FFT nutzt die Zeit ohne eigene Bühne kreativ

Bis das Forum Freies Theater im neuen Kulturzent­rum am Hauptbahnh­of eröffnet, sollen Aufführung­en auf der Straße stattfinde­n.

- VON SEMA KOUSCHKERI­AN

DÜSSELDORF Kathrin Tiedemann ist seit März im Homeoffice. Bis auf die wenigen notwendige­n Präsenztre­ffen findet der Austausch mit dem Team und den Künstlern seit Monaten online statt. Da kann man schon mal die Motivation verlieren, nach vorn zu schauen. Die Intendanti­n des Forum Freies Theater (FFT) jedoch hat das Glück, ein Projekt verwirklic­hen zu dürfen, das beflügelt. Das Theater bereitet seinen Umzug vor: Im Frühjahr zieht es in das Kulturzent­rum Kap 1, das aktuell am Hauptbahnh­of entsteht.

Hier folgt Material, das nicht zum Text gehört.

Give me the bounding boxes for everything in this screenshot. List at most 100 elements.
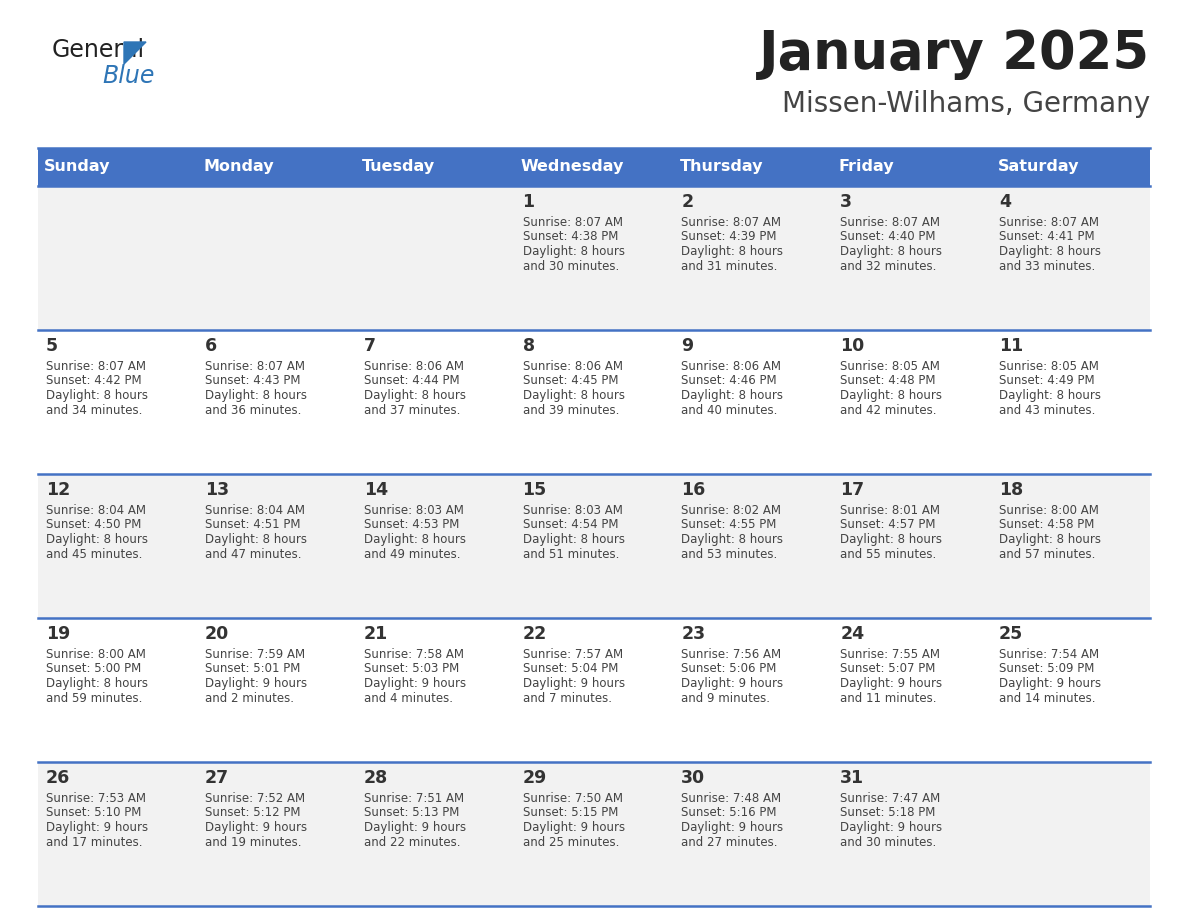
Text: Daylight: 8 hours: Daylight: 8 hours bbox=[46, 677, 148, 690]
Text: and 22 minutes.: and 22 minutes. bbox=[364, 835, 460, 848]
Text: Sunset: 5:07 PM: Sunset: 5:07 PM bbox=[840, 663, 936, 676]
Text: Daylight: 8 hours: Daylight: 8 hours bbox=[999, 245, 1101, 258]
Text: Daylight: 8 hours: Daylight: 8 hours bbox=[204, 389, 307, 402]
Text: Daylight: 9 hours: Daylight: 9 hours bbox=[204, 821, 307, 834]
Text: 27: 27 bbox=[204, 769, 229, 787]
Text: 24: 24 bbox=[840, 625, 865, 643]
Text: Daylight: 8 hours: Daylight: 8 hours bbox=[682, 533, 783, 546]
Text: Daylight: 8 hours: Daylight: 8 hours bbox=[523, 245, 625, 258]
Text: Sunset: 5:01 PM: Sunset: 5:01 PM bbox=[204, 663, 301, 676]
Text: and 7 minutes.: and 7 minutes. bbox=[523, 691, 612, 704]
Text: and 4 minutes.: and 4 minutes. bbox=[364, 691, 453, 704]
Text: Sunset: 5:06 PM: Sunset: 5:06 PM bbox=[682, 663, 777, 676]
Text: and 34 minutes.: and 34 minutes. bbox=[46, 404, 143, 417]
Text: and 31 minutes.: and 31 minutes. bbox=[682, 260, 778, 273]
Polygon shape bbox=[124, 42, 146, 64]
Text: and 30 minutes.: and 30 minutes. bbox=[840, 835, 936, 848]
Text: Daylight: 9 hours: Daylight: 9 hours bbox=[364, 677, 466, 690]
Text: Sunset: 4:44 PM: Sunset: 4:44 PM bbox=[364, 375, 460, 387]
Text: 30: 30 bbox=[682, 769, 706, 787]
Text: Daylight: 9 hours: Daylight: 9 hours bbox=[523, 821, 625, 834]
Text: Sunrise: 7:55 AM: Sunrise: 7:55 AM bbox=[840, 648, 940, 661]
Text: Sunset: 4:38 PM: Sunset: 4:38 PM bbox=[523, 230, 618, 243]
Text: and 25 minutes.: and 25 minutes. bbox=[523, 835, 619, 848]
Text: Sunrise: 8:03 AM: Sunrise: 8:03 AM bbox=[364, 504, 463, 517]
Text: 17: 17 bbox=[840, 481, 865, 499]
Bar bbox=[38, 330, 1150, 474]
Text: Daylight: 9 hours: Daylight: 9 hours bbox=[840, 821, 942, 834]
Text: Sunset: 4:55 PM: Sunset: 4:55 PM bbox=[682, 519, 777, 532]
Text: Sunrise: 8:00 AM: Sunrise: 8:00 AM bbox=[999, 504, 1099, 517]
Text: Sunrise: 8:07 AM: Sunrise: 8:07 AM bbox=[999, 216, 1099, 229]
Bar bbox=[38, 148, 1150, 186]
Text: and 57 minutes.: and 57 minutes. bbox=[999, 547, 1095, 561]
Text: Sunset: 5:16 PM: Sunset: 5:16 PM bbox=[682, 807, 777, 820]
Text: Daylight: 9 hours: Daylight: 9 hours bbox=[999, 677, 1101, 690]
Text: Sunrise: 8:03 AM: Sunrise: 8:03 AM bbox=[523, 504, 623, 517]
Text: Daylight: 9 hours: Daylight: 9 hours bbox=[204, 677, 307, 690]
Text: Sunrise: 8:04 AM: Sunrise: 8:04 AM bbox=[204, 504, 305, 517]
Text: Daylight: 8 hours: Daylight: 8 hours bbox=[523, 389, 625, 402]
Text: 3: 3 bbox=[840, 193, 852, 211]
Text: Sunrise: 8:07 AM: Sunrise: 8:07 AM bbox=[523, 216, 623, 229]
Text: 9: 9 bbox=[682, 337, 694, 355]
Text: and 14 minutes.: and 14 minutes. bbox=[999, 691, 1095, 704]
Text: 1: 1 bbox=[523, 193, 535, 211]
Text: Sunrise: 7:48 AM: Sunrise: 7:48 AM bbox=[682, 792, 782, 805]
Text: 29: 29 bbox=[523, 769, 546, 787]
Text: 26: 26 bbox=[46, 769, 70, 787]
Text: 19: 19 bbox=[46, 625, 70, 643]
Text: Sunrise: 8:05 AM: Sunrise: 8:05 AM bbox=[999, 360, 1099, 373]
Text: Daylight: 9 hours: Daylight: 9 hours bbox=[364, 821, 466, 834]
Text: and 32 minutes.: and 32 minutes. bbox=[840, 260, 936, 273]
Text: Sunset: 4:40 PM: Sunset: 4:40 PM bbox=[840, 230, 936, 243]
Text: 18: 18 bbox=[999, 481, 1023, 499]
Text: Thursday: Thursday bbox=[680, 160, 763, 174]
Text: 15: 15 bbox=[523, 481, 546, 499]
Text: 12: 12 bbox=[46, 481, 70, 499]
Text: 10: 10 bbox=[840, 337, 865, 355]
Text: and 30 minutes.: and 30 minutes. bbox=[523, 260, 619, 273]
Text: Saturday: Saturday bbox=[998, 160, 1079, 174]
Text: 5: 5 bbox=[46, 337, 58, 355]
Text: 13: 13 bbox=[204, 481, 229, 499]
Text: Daylight: 9 hours: Daylight: 9 hours bbox=[682, 677, 784, 690]
Text: Sunset: 4:50 PM: Sunset: 4:50 PM bbox=[46, 519, 141, 532]
Text: and 39 minutes.: and 39 minutes. bbox=[523, 404, 619, 417]
Text: Daylight: 8 hours: Daylight: 8 hours bbox=[840, 389, 942, 402]
Text: Sunrise: 7:52 AM: Sunrise: 7:52 AM bbox=[204, 792, 305, 805]
Text: Daylight: 9 hours: Daylight: 9 hours bbox=[46, 821, 148, 834]
Text: Daylight: 8 hours: Daylight: 8 hours bbox=[840, 245, 942, 258]
Text: Sunday: Sunday bbox=[44, 160, 110, 174]
Text: 4: 4 bbox=[999, 193, 1011, 211]
Text: Daylight: 8 hours: Daylight: 8 hours bbox=[999, 389, 1101, 402]
Text: Sunrise: 7:57 AM: Sunrise: 7:57 AM bbox=[523, 648, 623, 661]
Text: Daylight: 9 hours: Daylight: 9 hours bbox=[840, 677, 942, 690]
Text: Sunrise: 7:56 AM: Sunrise: 7:56 AM bbox=[682, 648, 782, 661]
Text: 2: 2 bbox=[682, 193, 694, 211]
Text: and 27 minutes.: and 27 minutes. bbox=[682, 835, 778, 848]
Text: Sunset: 4:54 PM: Sunset: 4:54 PM bbox=[523, 519, 618, 532]
Text: and 19 minutes.: and 19 minutes. bbox=[204, 835, 302, 848]
Text: Daylight: 8 hours: Daylight: 8 hours bbox=[999, 533, 1101, 546]
Text: Daylight: 8 hours: Daylight: 8 hours bbox=[204, 533, 307, 546]
Text: Sunrise: 7:59 AM: Sunrise: 7:59 AM bbox=[204, 648, 305, 661]
Text: Sunset: 4:57 PM: Sunset: 4:57 PM bbox=[840, 519, 936, 532]
Text: Sunset: 4:41 PM: Sunset: 4:41 PM bbox=[999, 230, 1094, 243]
Text: Sunrise: 7:47 AM: Sunrise: 7:47 AM bbox=[840, 792, 941, 805]
Text: Sunrise: 8:05 AM: Sunrise: 8:05 AM bbox=[840, 360, 940, 373]
Text: Sunset: 4:39 PM: Sunset: 4:39 PM bbox=[682, 230, 777, 243]
Text: Sunset: 4:53 PM: Sunset: 4:53 PM bbox=[364, 519, 459, 532]
Text: and 49 minutes.: and 49 minutes. bbox=[364, 547, 460, 561]
Text: and 2 minutes.: and 2 minutes. bbox=[204, 691, 293, 704]
Text: Sunset: 5:10 PM: Sunset: 5:10 PM bbox=[46, 807, 141, 820]
Text: Sunrise: 8:07 AM: Sunrise: 8:07 AM bbox=[204, 360, 305, 373]
Text: Sunset: 5:13 PM: Sunset: 5:13 PM bbox=[364, 807, 459, 820]
Text: Sunset: 4:45 PM: Sunset: 4:45 PM bbox=[523, 375, 618, 387]
Bar bbox=[38, 762, 1150, 906]
Bar bbox=[38, 618, 1150, 762]
Text: and 11 minutes.: and 11 minutes. bbox=[840, 691, 936, 704]
Text: Missen-Wilhams, Germany: Missen-Wilhams, Germany bbox=[782, 90, 1150, 118]
Text: Daylight: 9 hours: Daylight: 9 hours bbox=[523, 677, 625, 690]
Text: 7: 7 bbox=[364, 337, 375, 355]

Neben dem FFT erhalten dort auch die Zentralbib­liothek, das Theatermus­eum sowie Archive städtische­r Kulturinst­itute eine neue Bleibe. Das Central, die Probebühne des Schauspiel­hauses, ist ein direkter Nachbar, das Tanzhaus NRW und die Sammlung Philara befinden sich in der Nähe. Die Bahnhofsge­gend mausert sich zum Kulturquar­tier. Wild und ungleichmä­ßig wächst es, was schon den Künstler Markus Ambach fasziniert hat, der im Sommer 2018 am und hinter dem Hauptbahnh­of ein vielbeacht­etes Ausstellun­gsprojekt verwirklic­hte.

Diesen strubbelig­en Ort wird auch Tiedemann demnächst ausgiebig erkunden, jedenfalls so lange, wie ihr FFT nicht über eine eigene Bühne verfügt und auf alternativ­e Spielstätt­en wie ein Museum, eine alte Werkstatt oder eben den öffentlich­en Raum angewiesen ist. Die bisherigen Standorte des FFT – das Juta und die Kammerspie­le – sind bereits stillgeleg­t, die Technik wird gerade zurückgeba­ut und verpackt. Ein Großteil der Ausrüstung war ohnehin nur gemietet.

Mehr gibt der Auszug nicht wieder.